Un ambassadeur de la Fondation UTT
élu Vice-Président du MEDEF

 

Trois questions de rentrée à Fabrice Le Saché, Porte-Parole du MEDEF, Vice-Président du MEDEF, PDG d'Aera Group, Aubois d'origine :

Fabrice Le Saché (à gauche) le jour de son élection comme Vice-Président du MEDEF aux côtés de Geoffroy Roux de Bézieux (centre), Président du MEDEF

"Fabrice Le Saché, vous avez 36 ans, vous êtes un jeune chef d'entreprise, vous venez d'être élu Vice-Président du MEDEF aux côtés de Geoffroy Roux de Bézieux. En trois mots, quelle est la vision de l'innovation que vous portez aujourd'hui ?"

"L'innovation telle que je la perçois dans la décennie à venir est une innovation ouverte, très collaborative et qui réussit à rassembler des entités ou groupements très différents : privé/public, grands groupes/jeunes pousses, recherche fondamentale/recherche appliquée, société civile/gouvernement, échelon local/échelle internationale, entre autres. C'est également une innovation qui nécessitera un système financier également capable de créer des outils appropriés et de prendre des risques, et enfin c'est une innovation qui aura un sens collectif fort autour par exemple de la transition environnementale.
Je crois également que plus nous avancerons vers un monde d'ultra-technologies, plus les valeurs propres à l'Homme seront valorisées avec une vraie révolution des compétences tout au long de la vie."

"Comment un établissement comme l'UTT peut selon vous jouer son rôle d'innovation et d'aiguillon de la croissance française ?"

"En ayant un modèle extrêmement réactif à l'innovation facilitée par sa taille humaine, en choisissant quelques domaines de spécialité avec une forte reconnaissance, en stimulant l'envie de création, notamment d'entreprises, des étudiants.
Il faut également travailler en réseau et générer des coalitions pour résoudre des problèmes précis ou apporter des solutions concrètes. Une façon d'accroître sa visibilité et notoriété."

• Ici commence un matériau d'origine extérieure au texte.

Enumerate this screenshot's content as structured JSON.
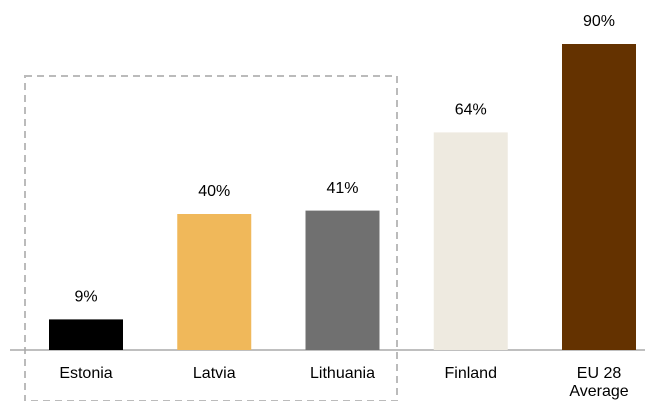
{
  "chart_data": {
    "type": "bar",
    "categories": [
      "Estonia",
      "Latvia",
      "Lithuania",
      "Finland",
      "EU 28 Average"
    ],
    "values": [
      9,
      40,
      41,
      64,
      90
    ],
    "value_labels": [
      "9%",
      "40%",
      "41%",
      "64%",
      "90%"
    ],
    "colors": [
      "#000000",
      "#f0b85a",
      "#707070",
      "#eeeae0",
      "#643200"
    ]
  }
}
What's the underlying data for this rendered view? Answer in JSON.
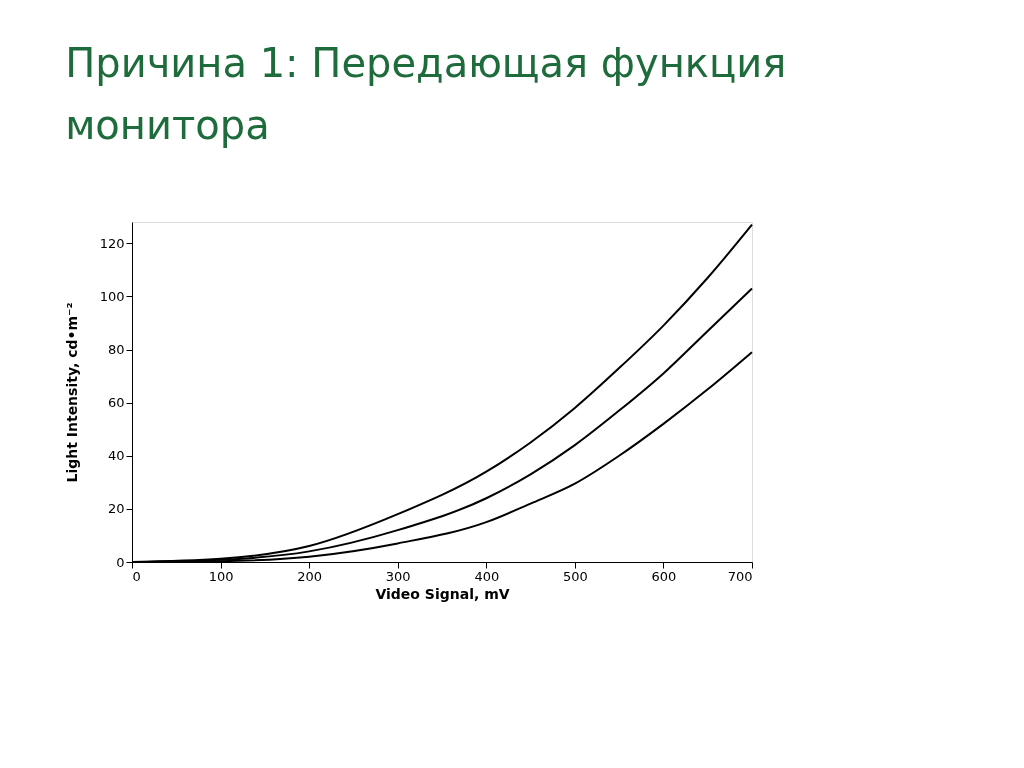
{
  "chart_data": {
    "type": "line",
    "title": "Причина 1: Передающая функция монитора",
    "xlabel": "Video Signal, mV",
    "ylabel": "Light Intensity, cd•m⁻²",
    "x": [
      0,
      100,
      200,
      300,
      400,
      450,
      500,
      550,
      600,
      650,
      700
    ],
    "series": [
      {
        "color": "#000000",
        "values": [
          0,
          1.2,
          6,
          18,
          34,
          45,
          58,
          73,
          89,
          107,
          127
        ]
      },
      {
        "color": "#000000",
        "values": [
          0,
          0.8,
          4,
          12,
          24,
          33,
          44,
          57,
          71,
          87,
          103
        ]
      },
      {
        "color": "#000000",
        "values": [
          0,
          0.3,
          2,
          7,
          15,
          22,
          29.5,
          40,
          52,
          65,
          79
        ]
      }
    ],
    "xlim": [
      0,
      700
    ],
    "xticks": [
      0,
      100,
      200,
      300,
      400,
      500,
      600,
      700
    ],
    "ylim": [
      0,
      128
    ],
    "yticks": [
      0,
      20,
      40,
      60,
      80,
      100,
      120
    ],
    "grid": false,
    "legend": false,
    "marker": "none",
    "line_style": "solid"
  }
}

"Vous avez choisi de vous engager auprès de la Fondation UTT dès sa création. Vous avez notamment créé le Prix "Ingénierie Frugale" remis pour la première fois l'année dernière à une jeune docteure du Niger, sur un projet de micro-entrepreneuriat autour de la pisciculture. Qu'est-ce qui a motivé votre engagement ?"

"De démontrer que toute l'innovation n'est pas uniquement digitale et qu'une innovation sociale ou sociétale peut impacter à une échelle massive tout en étant profitable.
Je souhaitais également attirer le regard des étudiants sur le continent africain qui concentre des enjeux majeurs et dont le dynamisme peut-être une source d'opportunités pour des entrepreneurs."